Y a veces, llevaba una vida sencilla. Cuando los Caballeros del Norte se disolvieron tras una campaña punitiva en Mabel, él, queriendo salvar su vida, abandonó la orden. Al regresar a su pueblo natal, vivió una vida normal con su esposa. Aunque se le consideraba Barón, su pequeño feudo rural era todo lo que tenía. Aun así, era una vida mejor que cuando la muerte acechaba constantemente, así que dejó atrás la ambición y vivió contento con lo que le daban.
Luego, en algún momento, recuperaría el sentido y se arrastraría por el frío suelo de la prisión.
Había matado al anterior archiduque. Había matado al heredero. Había hecho que mataran a su esposa y a su hijo mayor. Y en el momento en que comprendió que esto era la realidad, los fantasmas de los muertos se precipitaron hacia él.
—¿Por qué me mataste? ¿Por qué me mataste? ¡Dime, dime!
A veces gritaba. A veces suplicaba perdón. Otras veces gritaba de rabia. Pero hiciera lo que hiciera, los fantasmas no desaparecían. Solo se acercaban, justo a la cara, mirándolo fijamente mientras gritaban:
—¿Por qué me mataste, Fleang Redwood? ¡Responde! ¡Por qué me mataste!
Cuando su mente se vio al límite, el marqués se desmayó. Entonces el ciclo se repitió. Todos los futuros que una vez se le abrieron: podría haber vivido en una modesta felicidad, podría haberse conformado con lo que tenía, tenía tantos caminos.
Y en medio de esas ilusiones, despertar a la realidad no fue nada menos que un infierno.
Con cada día que pasaba, el marqués se marchitaba visiblemente. En tan solo unos días, parecía un anciano que había envejecido décadas de la noche a la mañana.

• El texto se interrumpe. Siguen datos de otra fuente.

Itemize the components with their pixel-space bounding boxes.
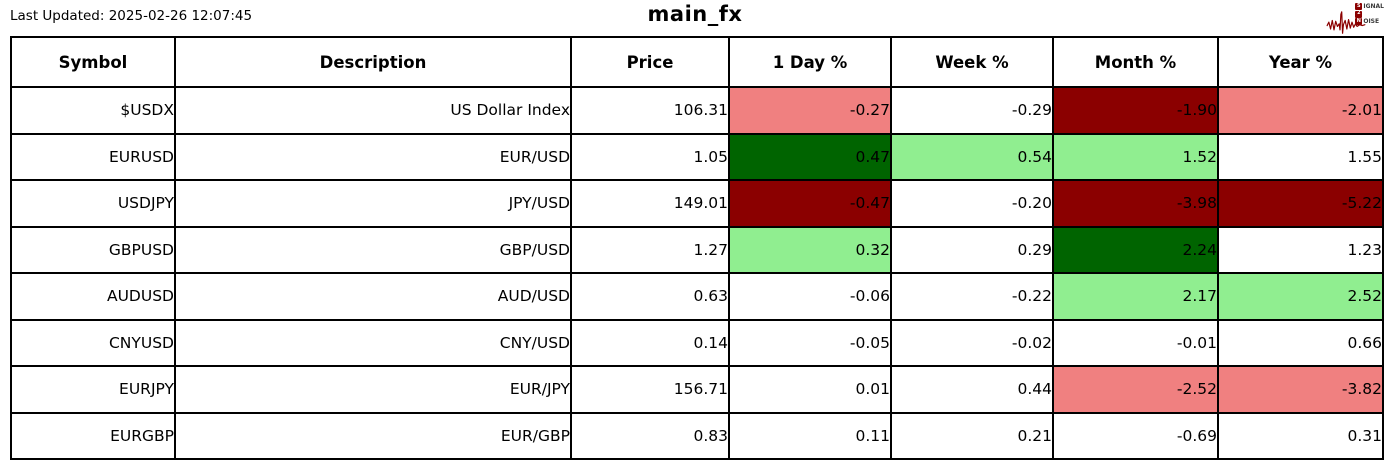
fx-table-header: Symbol Description Price 1 Day % Week % … xyxy=(10,36,1384,88)
pct-cell-month: -0.69 xyxy=(1052,411,1219,460)
table-row: EURGBP EUR/GBP 0.83 0.11 0.21 -0.69 0.31 xyxy=(10,411,1384,460)
pct-cell-month: 1.52 xyxy=(1052,132,1219,181)
symbol-cell: EURUSD xyxy=(10,132,176,181)
pct-cell-year: 1.55 xyxy=(1217,132,1384,181)
price-cell: 1.05 xyxy=(570,132,730,181)
pct-cell-week: 0.29 xyxy=(890,225,1054,274)
description-cell: EUR/JPY xyxy=(174,365,572,414)
description-cell: GBP/USD xyxy=(174,225,572,274)
description-cell: CNY/USD xyxy=(174,318,572,367)
table-row: GBPUSD GBP/USD 1.27 0.32 0.29 2.24 1.23 xyxy=(10,225,1384,274)
pct-cell-1day: 0.11 xyxy=(728,411,892,460)
last-updated-text: Last Updated: 2025-02-26 12:07:45 xyxy=(10,8,253,24)
pct-cell-week: -0.22 xyxy=(890,272,1054,321)
logo-letter-box-n: N xyxy=(1355,17,1363,25)
pct-cell-year: 1.23 xyxy=(1217,225,1384,274)
price-cell: 0.83 xyxy=(570,411,730,460)
pct-cell-year: 2.52 xyxy=(1217,272,1384,321)
header-week-pct: Week % xyxy=(890,36,1054,88)
price-cell: 1.27 xyxy=(570,225,730,274)
logo-word-noise: OISE xyxy=(1363,17,1380,25)
header-month-pct: Month % xyxy=(1052,36,1219,88)
header-1day-pct: 1 Day % xyxy=(728,36,892,88)
symbol-cell: AUDUSD xyxy=(10,272,176,321)
symbol-cell: USDJPY xyxy=(10,179,176,228)
pct-cell-month: -1.90 xyxy=(1052,86,1219,135)
table-row: EURUSD EUR/USD 1.05 0.47 0.54 1.52 1.55 xyxy=(10,132,1384,181)
pct-cell-week: 0.44 xyxy=(890,365,1054,414)
price-cell: 106.31 xyxy=(570,86,730,135)
price-cell: 149.01 xyxy=(570,179,730,228)
pct-cell-week: 0.21 xyxy=(890,411,1054,460)
symbol-cell: EURJPY xyxy=(10,365,176,414)
price-cell: 0.14 xyxy=(570,318,730,367)
header-year-pct: Year % xyxy=(1217,36,1384,88)
pct-cell-week: -0.20 xyxy=(890,179,1054,228)
header-description: Description xyxy=(174,36,572,88)
table-row: CNYUSD CNY/USD 0.14 -0.05 -0.02 -0.01 0.66 xyxy=(10,318,1384,367)
pct-cell-1day: -0.27 xyxy=(728,86,892,135)
pct-cell-week: -0.02 xyxy=(890,318,1054,367)
pct-cell-year: -3.82 xyxy=(1217,365,1384,414)
fx-table-body: $USDX US Dollar Index 106.31 -0.27 -0.29 -1.9… xyxy=(10,86,1384,460)
signal2noise-logo: S IGNAL 2 N OISE xyxy=(1326,2,1384,38)
pct-cell-month: -3.98 xyxy=(1052,179,1219,228)
pct-cell-month: -0.01 xyxy=(1052,318,1219,367)
pct-cell-month: 2.17 xyxy=(1052,272,1219,321)
pct-cell-1day: -0.47 xyxy=(728,179,892,228)
pct-cell-year: 0.31 xyxy=(1217,411,1384,460)
page-title: main_fx xyxy=(647,2,743,26)
pct-cell-month: -2.52 xyxy=(1052,365,1219,414)
pct-cell-year: 0.66 xyxy=(1217,318,1384,367)
pct-cell-year: -5.22 xyxy=(1217,179,1384,228)
table-row: USDJPY JPY/USD 149.01 -0.47 -0.20 -3.98 -5.22 xyxy=(10,179,1384,228)
table-row: $USDX US Dollar Index 106.31 -0.27 -0.29 -1.9… xyxy=(10,86,1384,135)
logo-text: S IGNAL 2 N OISE xyxy=(1355,3,1384,25)
description-cell: US Dollar Index xyxy=(174,86,572,135)
pct-cell-month: 2.24 xyxy=(1052,225,1219,274)
header-price: Price xyxy=(570,36,730,88)
description-cell: EUR/GBP xyxy=(174,411,572,460)
pct-cell-1day: 0.47 xyxy=(728,132,892,181)
pct-cell-1day: -0.05 xyxy=(728,318,892,367)
description-cell: AUD/USD xyxy=(174,272,572,321)
symbol-cell: $USDX xyxy=(10,86,176,135)
logo-word-signal: IGNAL xyxy=(1363,3,1384,10)
table-row: AUDUSD AUD/USD 0.63 -0.06 -0.22 2.17 2.52 xyxy=(10,272,1384,321)
price-cell: 156.71 xyxy=(570,365,730,414)
symbol-cell: CNYUSD xyxy=(10,318,176,367)
description-cell: JPY/USD xyxy=(174,179,572,228)
symbol-cell: GBPUSD xyxy=(10,225,176,274)
price-cell: 0.63 xyxy=(570,272,730,321)
pct-cell-year: -2.01 xyxy=(1217,86,1384,135)
fx-table: Symbol Description Price 1 Day % Week % … xyxy=(10,36,1384,460)
logo-letter-box-s: S xyxy=(1355,3,1363,11)
pct-cell-1day: 0.32 xyxy=(728,225,892,274)
pct-cell-1day: 0.01 xyxy=(728,365,892,414)
logo-letter-box-2: 2 xyxy=(1355,10,1363,18)
header-symbol: Symbol xyxy=(10,36,176,88)
symbol-cell: EURGBP xyxy=(10,411,176,460)
description-cell: EUR/USD xyxy=(174,132,572,181)
pct-cell-1day: -0.06 xyxy=(728,272,892,321)
pct-cell-week: -0.29 xyxy=(890,86,1054,135)
table-row: EURJPY EUR/JPY 156.71 0.01 0.44 -2.52 -3.82 xyxy=(10,365,1384,414)
pct-cell-week: 0.54 xyxy=(890,132,1054,181)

Su cuerpo se demacró, sus ojos perdieron la luz y su cabello se volvió completamente blanco.
Debido a esto, los guardias recibieron algunas órdenes adicionales. Hasta el día del juicio, el marqués no debía morir. Si algo sucedía y moría, los soldados podrían convertirse en chivos expiatorios en un conflicto entre dos grandes casas: Grant y Redwood.
Los guardias alimentaron a la fuerza al marqués, quien se negaba a comer, y le pusieron inyecciones para dormirlo. Pero no sirvió de mucho. Cada vez que despertaba, su estado empeoraba. Para entonces, ni siquiera gritaba. Solo murmuraba para sí mismo, maldiciendo, maldiciendo...
Y así, la vida del marqués, que parecía a punto de morir en cualquier momento, se alargó día a día. A nadie le importó que se hubiera vuelto loco. Su única preocupación era mantenerlo con vida.
Y luego, algún tiempo después…
Por fin llegó el día del juicio público.
Athena: Es lo que te mereces, sucio asqueroso. Y lo mejor, es que es tu propia mente la que te ha castigado.